I would say that I was correct in a singular prediction. This was new territory. What happened next was an unraveling of my very first “deceased” conversation – an exchange that combusted into a pile of ashes before my very eyes. I flubbed and squirmed, scraping as many thoughts from my tongue as I could,  and awkwardly plugging the silent holes – but the ship kept sinking. And the guru seemed to have fallen asleep on the life raft while I drowned alongside.

Perhaps it was a just an off day. I suppose even gurus get tired. Maybe I had expected entirely too much. Or, perhaps…I had simply been looking in the wrong direction.

I left feeling was not only but like I had depleted my last gram of energy, but like I had spent my morning, literally, trying to raise the dead.  Inspired? No. I was expired.

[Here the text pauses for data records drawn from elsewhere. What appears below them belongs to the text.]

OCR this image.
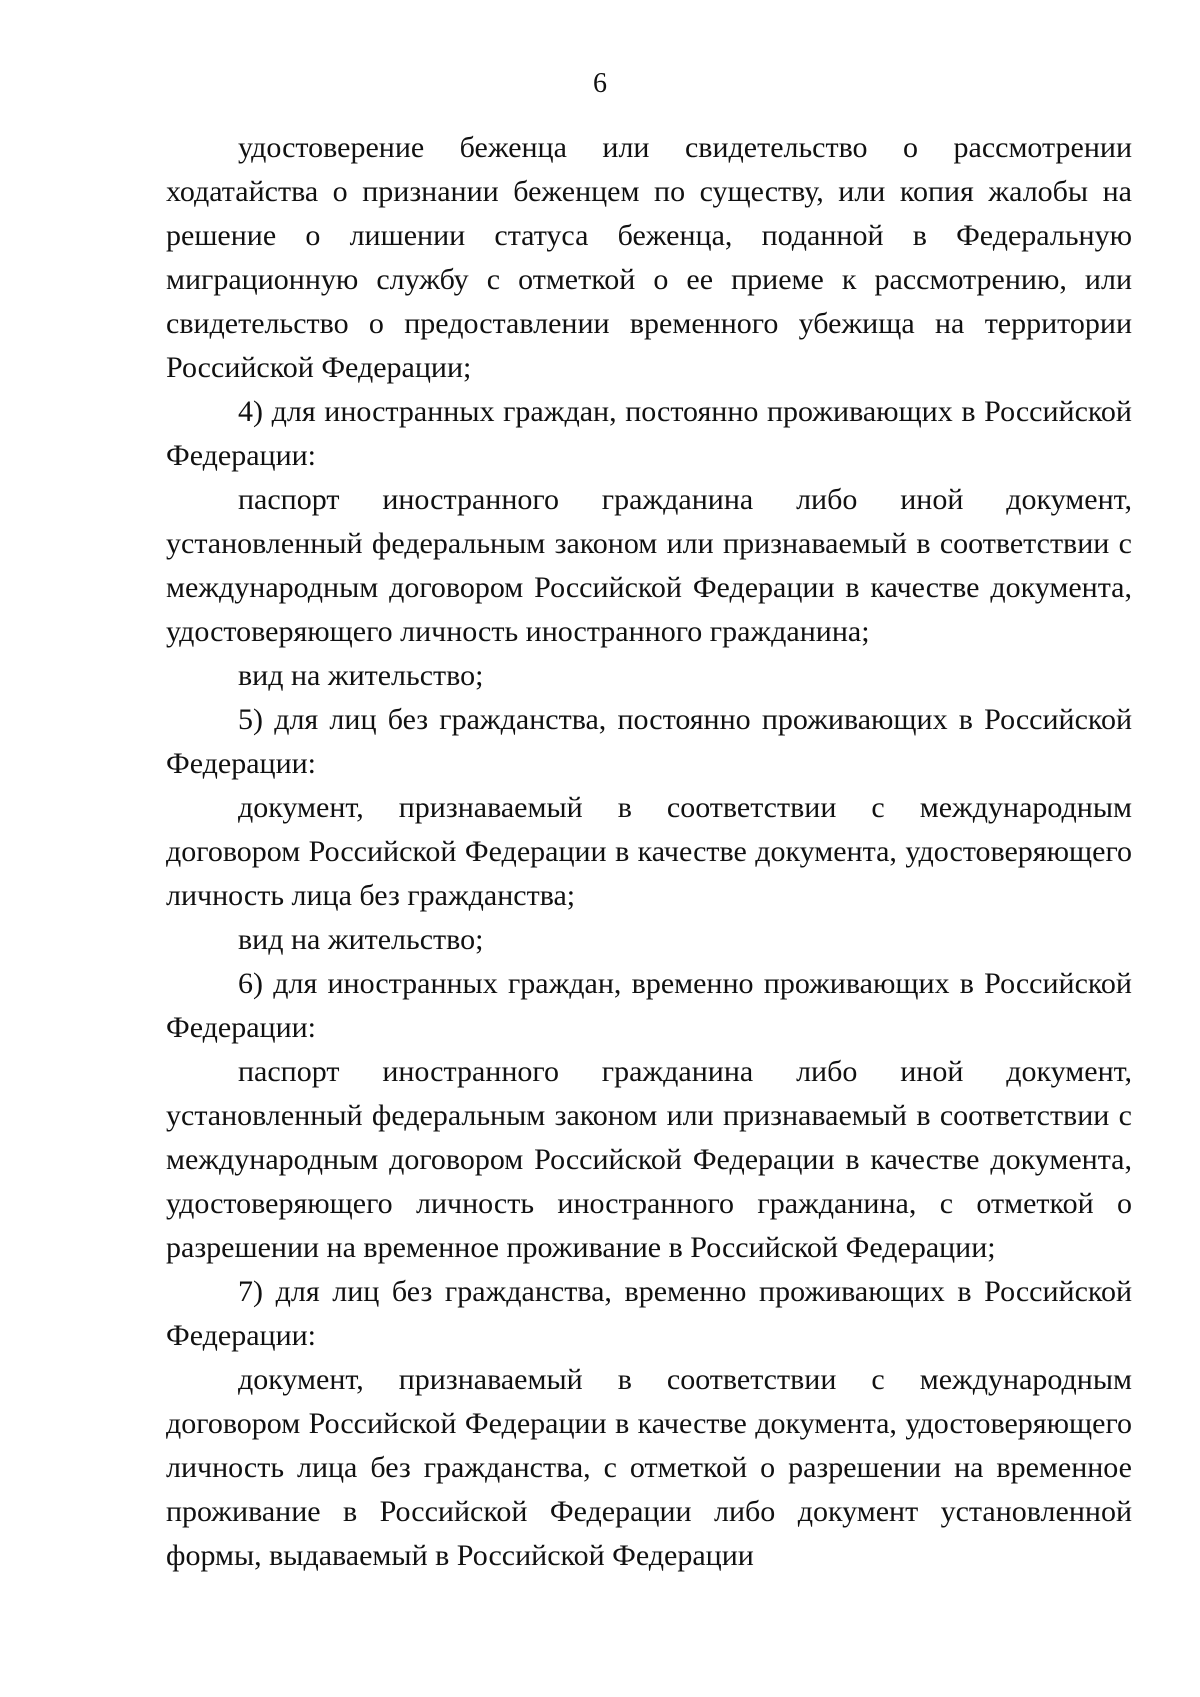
6

удостоверение беженца или свидетельство о рассмотрении ходатайства о признании беженцем по существу, или копия жалобы на решение о лишении статуса беженца, поданной в Федеральную миграционную службу с отметкой о ее приеме к рассмотрению, или свидетельство о предоставлении временного убежища на территории Российской Федерации;

4) для иностранных граждан, постоянно проживающих в Российской Федерации:

паспорт иностранного гражданина либо иной документ, установленный федеральным законом или признаваемый в соответствии с международным договором Российской Федерации в качестве документа, удостоверяющего личность иностранного гражданина;

вид на жительство;

5) для лиц без гражданства, постоянно проживающих в Российской Федерации:

документ, признаваемый в соответствии с международным договором Российской Федерации в качестве документа, удостоверяющего личность лица без гражданства;

вид на жительство;

6) для иностранных граждан, временно проживающих в Российской Федерации:

паспорт иностранного гражданина либо иной документ, установленный федеральным законом или признаваемый в соответствии с международным договором Российской Федерации в качестве документа, удостоверяющего личность иностранного гражданина, с отметкой о разрешении на временное проживание в Российской Федерации;

7) для лиц без гражданства, временно проживающих в Российской Федерации:

документ, признаваемый в соответствии с международным договором Российской Федерации в качестве документа, удостоверяющего личность лица без гражданства, с отметкой о разрешении на временное проживание в Российской Федерации либо документ установленной формы, выдаваемый в Российской Федерации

But then something miraculous happened. In the days and weeks that followed, while licking my wounds and wrestling with the gremlin of overwhelming regret, I experienced another unusual "meeting". Only this certain someone, was about as non-guru as one might imagine. A simple man, with a simple dream, and a simple life. Admittedly. I did not prepare for him. I showed up, with a simple nub of a pencil, a simple notebook, and simply no expectation whatsoever.

And…yet…to my delight, I was tasered by a conversation they did not want to end. This encounter was, in fact, alive! A friendship, a kinship… blossoming before my eyes. And an outpouring of life wisdom I will never forget. Not because I will re-read or revisit the words in a best-selling book- because that my friends, does not exist- but because it is literally now, embedded into my very existence.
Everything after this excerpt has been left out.